Aber man darf davon ausgehen, dass Johnny die Anspielung in besagtem Song ohnehin gar nie checkte. Auch erkannte er, der stramme Republikaner, den Anti-Reagan-Song «Bonzo Goes to Bitburg» erst als solchen, als dieser begann, die Charts hochzuklettern. Too late, Johnny! Ätsch!
Die Tatsache, dass Johnny und Joey wegen solchen Spannungen über Jahrzehnte nie miteinander sprachen, trotzdem aber fleissig tourten und Alben aufnahmen, ist eine der vielen Geschichtsstränge der dysfunktionalen Ramones-Familie, die eine herrliche Soap-Opera hergeben.
Derweil hatte Bassist Dee Dee Ramone, nebst Joey der andere kreative Kopf der Band, zeitlebens mit Drogenproblemen zu kämpfen und trieb Leute wie Manager Monte Melnick zur Verzweiflung, wenn er einmal mehr in einer wildfremden Stadt stundenlang verschwunden war, um dann knapp fünf Minuten vor Showbeginn wieder aufzukreuzen. Mit der Zeit hielt Dee Dee die Spannungen innerhalb der Band (vor allem zu Johnny) nicht mehr aus und trat zurück, belieferte sie aber weiterhin fleissig mit Songs.

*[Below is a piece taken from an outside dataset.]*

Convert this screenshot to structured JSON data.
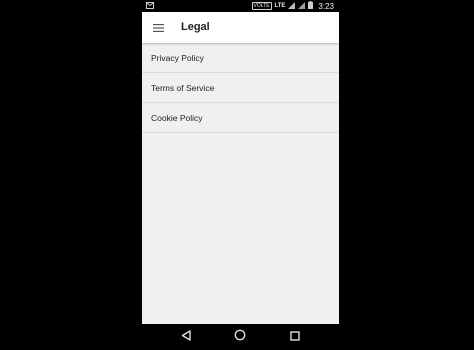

Die Ramones erreichten mit keinem ihrer Alben Gold-Status. Eine der demoralisierendsten Musikbiz-Statistiken besagt, dass «The Young and Hopeless», das Debut-Album von Good Charlotte, sich 4,9 Millionen Mal verkaufte – und damit zehn Mal mehr als alle Ramones-Alben zusammen.
Das muss man sich mal vor Augen führen: Eine grauenhafte Pop-Parodie einer Punkband, vier südkalifornische Poser aus gut situierten Familien, die alles – aber wirklich alles – an ihrem Stil den Ramones verdanken, verkaufen mit einem Album das Zehnfache des gesamten Katalogs der ihrer Urväter.
Aber vielleicht obsiegt am Ende doch die Gerechtigkeit – zumindest moralisch. Good Charlotte kennt heute kaum wer, während die Ramones zum globalen kulturellen Unterbewusstsein gehören.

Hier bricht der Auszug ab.